Postmodern Conservative

Against Competency and Diversity: Confessions of an Educational Heretic

So here’s a kind of composite of lectures I’ve given over the last year. I will, in fact, give something like it at the University of Dallas on February 12 and as my “keynote” at the fabulous ACTA (great texts) conference.

It’s also sort of a summary of my concerns in my forthcoming American Heresies and Higher Education, which is already available for pre-order.

Because of my ranting on higher education, I was interviewed yesterday by a reporter for The Chronicle of Higher Education. She’s writing an article on the demand for more diversity courses by student protesters at mostly elite institutions.

I didn’t tell her, but I’ll tell you: I don’t think these students are much like (or, truth to tell, enough like) those who were demonstrating in the Sixties against the soulless technocracy that is the multiversity and on behalf of more reason, freedom, creativity, and love in the curriculum. Their demands are eerily specific in terms of more turf and perks for faculty in the “studies” areas — as in gender studies and African-American studies. Typically, turf that’s added has to be subtracted from someone else. And, in the case of “diversity,” it’s often from the more traditional areas of liberal education.

Why me, I asked the reporter? Because I’m a well-known anti-diversity authority.

Well, that might be good news, insofar as I might be able to start charging for anti-diversity insensitivity seminars.

But it’s probably bad news. Because to be anti-diversity, the mainstream view is, is to be a racist, sexist, xenophobic Trump fan. And so it’s to be excluded from the “conversation” that is higher education.

So I tried hard to explain to the reporter that when it comes to civil rights and related matters I’m a liberal child of the Sixties.

That means my objection to “diversity” is to the use of the word when people really mean something else, like equality or justice.

The word “diversity” has been so promiscuously misused in higher education that it’s been emptied of all real content. Yet it functions as a kind of cancer on some campuses, sucking the life out of everything in its path.

Who can we blame for our abuse of such an innocuous, even charmingly democratic, word? 

The Supreme Court! The Court says (and so far, is sticking with the thought) that only diversity in the classroom passes the strict scrutiny required to justify race-based classifications in higher education under our basically colorblind, classless Constitution.

As I just read in the hyper-liberal Nation, diversity never was a sustainable justification for affirmative action. For one thing, the point of it is not to benefit those who have been historically denied the full exercise of their rights. It’s to produce in the classroom the diversity of viewpoints that benefit all students equally. Still, the Court taught our experts to say “diversity” when they were really thinking about justice. And when you don’t say clearly what you mean, it’s impossible to have a real conversation about the merits of your argument.

If the argument for diversity is about having a wide range of opinions present in the classroom, then conservatives are right to whine that we ought to attend more to “viewpoint diversity” on campus, especially when it comes to the composition of our faculties.
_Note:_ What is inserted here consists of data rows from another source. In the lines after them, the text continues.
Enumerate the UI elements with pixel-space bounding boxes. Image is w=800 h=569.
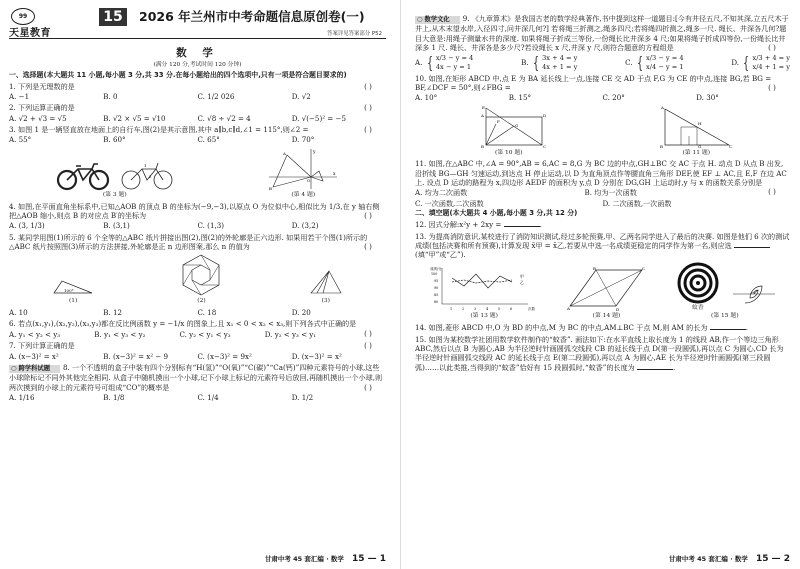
figure-row-5 <box>9 253 386 306</box>
svg-text:A: A <box>661 104 665 110</box>
svg-text:90: 90 <box>434 286 439 291</box>
page-number: 15 — 2 <box>755 554 790 565</box>
question-6: 6. 若点(x₁,y₁),(x₂,y₂),(x₃,y₃)都在反比例函数 y = −1/x 的图象上,且 x₁ < 0 < x₂ < x₃,则下列各式中正确的是 ( ) A. y₁ < y₂ < y₃ B. y₁ < y₃ < y₂ C. y₂ < y₁ < y₃ D. y₂ < y₃ < y₁ <box>9 319 372 339</box>
svg-text:F: F <box>496 118 500 124</box>
svg-text:1: 1 <box>143 162 147 168</box>
question-7: 7. 下列计算正确的是 ( ) A. (x−3)² = x² B. (x−3)² = x² − 9 C. (x−3)² = 9x² D. (x−3)² = x² <box>9 341 386 361</box>
cross-subject-badge: ○ 跨学科试题 <box>9 365 60 373</box>
svg-text:6: 6 <box>510 307 513 312</box>
svg-text:E: E <box>481 104 485 110</box>
svg-text:B: B <box>269 185 273 191</box>
right-triangle-diagram-icon <box>659 105 733 149</box>
option-d: D. 二次函数,一次函数 <box>602 198 672 208</box>
coordinate-plane-icon <box>267 147 339 191</box>
page-footer: 甘肃中考 45 套汇编 · 数学 15 — 1 <box>264 554 386 565</box>
svg-text:2: 2 <box>462 307 465 312</box>
option-c: C. 65° <box>197 135 220 145</box>
angle-label: 100° <box>64 288 74 294</box>
option-a: A. 55° <box>9 135 32 145</box>
triangle-abc-icon <box>50 273 96 297</box>
section-heading: 一、选择题(本大题共 11 小题,每小题 3 分,共 33 分.在每小题给出的四个选项中,只有一项是符合题目要求的) <box>9 70 347 79</box>
svg-text:C: C <box>542 143 546 149</box>
figure-q5-3 <box>307 267 345 306</box>
exam-meta: (满分 120 分,考试时间 120 分钟) <box>153 61 242 68</box>
coil-label: 蚊香 <box>691 304 704 311</box>
figure-q13 <box>428 264 540 321</box>
svg-text:A: A <box>283 150 287 156</box>
figure-q11 <box>659 105 733 158</box>
svg-text:3: 3 <box>474 307 477 312</box>
paper-number: 15 <box>99 8 127 26</box>
question-12: 12. 因式分解:x²y + 2xy = . <box>415 220 542 230</box>
hexagon-icon <box>178 253 224 297</box>
question-3: 3. 如图 1 是一辆竖直放在地面上的自行车,图(2)是其示意图,其中 a∥b,c∥d,∠1 = 115°,则∠2 = ( ) A. 55° B. 60° C. 65° D. 70° <box>9 125 386 145</box>
svg-text:1: 1 <box>450 307 453 312</box>
figure-q5-2 <box>178 253 224 306</box>
svg-text:85: 85 <box>434 293 439 298</box>
question-9: ○ 数学文化 9. 《九章算术》是我国古老的数学经典著作,书中提到这样一道题目:[今有井径五尺,不知其深,立五尺木于井上,从木末望水岸,入径四寸,问井深几何?] 若将绳三折测之,绳多四尺;若将绳四折测之,绳多一尺. 绳长、井深各几何?题目大意是:用绳子测量水井的深度. 如果将绳子折成三等份,一份绳长比井深多 4 尺;如果将绳子折成四等份,一份绳长比井深多 1 尺. 绳长、井深各是多少尺?若设绳长 x 尺,井深 y 尺,则符合题意的方程组是 ( ) A. { x/3 − y = 4 4x − y = 1 B. { 3x + 4 = y 4x + 1 = y C. { x/3 − y = 4 x/4 − y = 1 D. { x/3 + 4 = y x/4 + 1 = y <box>415 14 790 72</box>
option-c: C. 1/2 026 <box>197 91 235 101</box>
option-a: A. 10 <box>9 308 28 318</box>
brand-name: 天星教育 <box>9 28 51 39</box>
question-8: ○ 跨学科试题 8. 一个不透明的盒子中装有四个分别标有“H(氢)”“O(氧)”“C(碳)”“Ca(钙)”四种元素符号的小球,这些小球除标记不同外其他完全相同. 从盒子中随机摸出一个小球,记下小球上标记的元素符号后放回,再随机摸出一个小球,则两次摸到的小球上的元素符号可组成“CO”的概率是 ( ) A. 1/16 B. 1/8 C. 1/4 D. 1/2 <box>9 363 386 402</box>
option-c: C. (1,3) <box>197 221 225 231</box>
svg-text:A: A <box>567 306 571 312</box>
figure-caption: (第 4 题) <box>291 191 316 198</box>
option-b: B. (x−3)² = x² − 9 <box>103 351 169 361</box>
option-d: D. 30° <box>696 93 719 103</box>
svg-text:2: 2 <box>148 173 152 179</box>
answer-reference: 答案详见答案部分 P52 <box>327 31 382 37</box>
rectangle-diagram-icon <box>472 105 546 149</box>
option-b: B. 12 <box>103 308 122 318</box>
svg-text:G: G <box>514 122 518 128</box>
figure-row-3-4 <box>9 147 386 200</box>
option-d: D. 20 <box>291 308 311 318</box>
spiral-diagram-icon <box>731 270 777 312</box>
question-14: 14. 如图,菱形 ABCD 中,O 为 BD 的中点,M 为 BC 的中点,AM⊥BC 于点 M,则 AM 的长为 . <box>415 323 748 333</box>
question-5-options <box>9 308 386 317</box>
option-b: B. 均为一次函数 <box>584 188 637 198</box>
question-11: 11. 如图,在△ABC 中,∠A = 90°,AB = 6,AC = 8,G 为 BC 边的中点,GH⊥BC 交 AC 于点 H. 动点 D 从点 B 出发,沿折线 BG—GH 匀速运动,到达点 H 停止运动,以 D 为直角顶点作等腰直角三角形 DEF,使 EF ⊥ AC,且 E,F 在边 AC 上. 设点 D 运动的路程为 x,四边形 AEDF 的面积为 y,点 D 分别在 DG,GH 上运动时,y 与 x 的函数关系分别是 ( ) A. 均为二次函数 B. 均为一次函数 C. 一次函数,二次函数 D. 二次函数,一次函数 <box>415 159 790 208</box>
triangle-pattern-icon <box>307 267 345 297</box>
svg-text:D: D <box>542 112 546 118</box>
svg-text:H: H <box>698 120 702 126</box>
svg-text:x: x <box>333 171 336 177</box>
option-b: B. { 3x + 4 = y 4x + 1 = y <box>521 52 578 72</box>
svg-text:4: 4 <box>486 307 489 312</box>
svg-text:y: y <box>313 149 316 155</box>
coil-photo-icon <box>673 262 723 304</box>
option-d: D. (3,2) <box>291 221 319 231</box>
right-page <box>400 0 800 569</box>
svg-text:B: B <box>660 143 664 149</box>
figure-q5-1 <box>50 273 96 306</box>
svg-text:80: 80 <box>434 300 439 305</box>
option-c: C. { x/3 − y = 4 x/4 − y = 1 <box>625 52 684 72</box>
subject-title: 数 学 <box>176 47 219 59</box>
option-b: B. 1/8 <box>103 392 125 402</box>
figure-caption: (1) <box>68 298 78 305</box>
svg-text:D: D <box>616 307 620 313</box>
figure-caption: (第 10 题) <box>494 149 523 156</box>
figure-caption: (3) <box>321 298 330 305</box>
option-a: A. (3, 1/3) <box>9 221 45 231</box>
bicycle-diagram-icon <box>120 161 174 191</box>
option-a: A. 10° <box>415 93 438 103</box>
page-number: 15 — 1 <box>351 554 386 565</box>
option-d: D. (x−3)² = x² <box>291 351 342 361</box>
brand-logo-icon: 99 <box>11 8 35 25</box>
option-b: B. 0 <box>103 91 118 101</box>
option-c: C. 一次函数,二次函数 <box>415 198 484 208</box>
question-5: 5. 某同学用图(1)所示的 6 个全等的△ABC 纸片拼接出图(2),图(2)的外轮廓是正六边形. 如果用若干个图(1)所示的△ABC 纸片按照图(3)所示的方法拼接,外轮廓是正 n 边形图案,那么 n 的值为 ( ) <box>9 232 372 251</box>
figure-caption: (第 15 题) <box>711 313 739 320</box>
option-c: C. (x−3)² = 9x² <box>197 351 252 361</box>
figure-q4 <box>267 147 339 200</box>
svg-text:G: G <box>698 143 702 149</box>
figure-q3 <box>56 161 174 200</box>
bicycle-photo-icon <box>56 161 110 191</box>
svg-text:5: 5 <box>498 307 501 312</box>
question-15: 15. 如图为某校数学社团用数学软件制作的“蚊香”. 画法如下:在水平直线上取长度为 1 的线段 AB,作一个等边三角形 ABC,然后以点 B 为圆心,AB 为半径逆时针画圆弧交线段 CB 的延长线于点 D(第一段圆弧),再以点 C 为圆心,CD 长为半径逆时针画圆弧交线段 AC 的延长线于点 E(第二段圆弧),再以点 A 为圆心,AE 长为半径逆时针画圆弧(第三段圆弧)……以此类推,当得到的“蚊香”恰好有 15 段圆弧时,“蚊香”的长度为 . <box>415 334 784 372</box>
section-heading: 二、填空题(本大题共 4 小题,每小题 3 分,共 12 分) <box>415 209 578 218</box>
question-9-options <box>415 54 790 71</box>
chart-ylabel: 成绩/分 <box>430 267 442 272</box>
option-d: D. 1/2 <box>291 392 314 402</box>
answer-blank[interactable] <box>637 364 673 370</box>
figure-q15 <box>673 262 777 322</box>
svg-text:100: 100 <box>431 272 438 277</box>
question-4: 4. 如图,在平面直角坐标系中,已知△AOB 的顶点 B 的坐标为(−9,−3),以原点 O 为位似中心,相似比为 1/3,在 y 轴右侧把△AOB 缩小,则点 B 的对应点 B′的坐标为 ( ) A. (3, 1/3) B. (3,1) C. (1,3) D. (3,2) <box>9 202 386 231</box>
figure-row-13-15 <box>415 262 790 322</box>
option-d: D. y₂ < y₃ < y₁ <box>264 329 317 339</box>
option-c: C. 1/4 <box>197 392 219 402</box>
option-b: B. 60° <box>103 135 126 145</box>
option-a: A. y₁ < y₂ < y₃ <box>9 329 61 339</box>
answer-blank[interactable] <box>710 324 746 330</box>
option-c: C. 20° <box>602 93 625 103</box>
option-c: C. √8 ÷ √2 = 4 <box>197 113 251 123</box>
option-a: A. −1 <box>9 91 30 101</box>
figure-caption: (第 14 题) <box>592 313 621 320</box>
option-a: A. (x−3)² = x² <box>9 351 59 361</box>
legend-series-b: 乙 <box>520 280 524 286</box>
option-d: D. √(−5)² = −5 <box>291 113 346 123</box>
figure-caption: (第 3 题) <box>102 191 127 198</box>
option-d: D. 70° <box>291 135 315 145</box>
svg-text:C: C <box>642 266 646 272</box>
question-13: 13. 为提高消防意识,某校进行了消防知识测试,经过多轮预赛,甲、乙两名同学进入了最后的决赛. 如图是他们 6 次的测试成绩(包括决赛和所有预赛),计算发现 x̄甲 = x̄乙,若要从中选一名成绩更稳定的同学作为第一名,则应选 (填“甲”或“乙”). <box>415 231 790 260</box>
figure-caption: (第 11 题) <box>682 149 711 156</box>
answer-blank[interactable] <box>504 221 540 227</box>
option-a: A. { x/3 − y = 4 4x − y = 1 <box>415 52 474 72</box>
svg-text:95: 95 <box>434 279 439 284</box>
line-chart-icon <box>428 264 540 312</box>
option-b: B. 15° <box>508 93 532 103</box>
math-culture-badge: ○ 数学文化 <box>415 16 460 24</box>
option-b: B. √2 × √5 = √10 <box>103 113 166 123</box>
option-c: C. y₂ < y₁ < y₃ <box>179 329 231 339</box>
option-b: B. (3,1) <box>103 221 130 231</box>
option-d: D. { x/3 + 4 = y x/4 + 1 = y <box>731 52 790 72</box>
rhombus-diagram-icon <box>566 266 646 312</box>
svg-text:A: A <box>480 112 484 118</box>
question-1: 1. 下列是无理数的是 ( ) A. −1 B. 0 C. 1/2 026 D. √2 <box>9 82 386 102</box>
option-d: D. √2 <box>291 91 311 101</box>
svg-text:O: O <box>307 177 311 183</box>
option-a: A. 均为二次函数 <box>415 188 468 198</box>
figure-caption: (2) <box>197 298 206 305</box>
figure-caption: (第 13 题) <box>470 313 498 320</box>
question-2: 2. 下列运算正确的是 ( ) A. √2 + √3 = √5 B. √2 × √5 = √10 C. √8 ÷ √2 = 4 D. √(−5)² = −5 <box>9 103 386 123</box>
paper-title: 2026 年兰州市中考命题信息原创卷(一) <box>139 9 365 24</box>
option-b: B. y₁ < y₃ < y₂ <box>94 329 146 339</box>
option-a: A. √2 + √3 = √5 <box>9 113 67 123</box>
chart-xlabel: 次数 <box>528 307 536 312</box>
header-divider <box>9 38 386 39</box>
page-header <box>9 6 386 40</box>
option-a: A. 1/16 <box>9 392 35 402</box>
svg-text:B: B <box>593 266 597 272</box>
svg-text:C: C <box>729 143 733 149</box>
question-10: 10. 如图,在矩形 ABCD 中,点 E 为 BA 延长线上一点,连接 CE 交 AD 于点 F,G 为 CE 的中点,连接 BG,若 BG = BF,∠DCF = 50°,则∠FBG = ( ) A. 10° B. 15° C. 20° D. 30° <box>415 74 790 103</box>
figure-row-10-11 <box>415 105 790 158</box>
figure-q14 <box>566 266 646 321</box>
svg-text:B: B <box>480 143 484 149</box>
option-c: C. 18 <box>197 308 217 318</box>
figure-q10 <box>472 105 546 158</box>
legend-series-a: 甲 <box>520 274 524 280</box>
answer-blank[interactable] <box>734 242 770 248</box>
page-footer: 甘肃中考 45 套汇编 · 数学 15 — 2 <box>668 554 790 565</box>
If the point of diversity is to have a classroom that looks like America when it comes to, say, race, surely we should have the same concern when it comes to ideological diversity in a country that, according to studies, has roughly the same number of conservatives as liberals and the same number of Republicans as Democrats. And especially on our elite campuses, it’s very hard to find conservative faculty members and harder still to find one who’ll admit to having voted for Romney. But if the claim is on behalf of groups that have suffered from legal discrimination, then the bottom line isn’t viewpoint diversity, and the conservative whine makes a lot less sense.

Let me expand my concern by repeating my thought from previous posts that the two cancerous (and basically admin-speak) words on campus are “competency” and “diversity” and that they are both threats to liberal education. The danger is that our curricula will  become nothing but competency courses and diversity courses. That doesn’t mean, of course, that being competent is anything but good, and the same with a proper appreciation for diversity. 

Peter Augustine Lawler — Mr. Lawler is Dana Professor of Government at Berry College. He is executive editor of the acclaimed scholarly quarterly Perspectives on Political Science and served on President George W. Bush’s Council on Bioethics.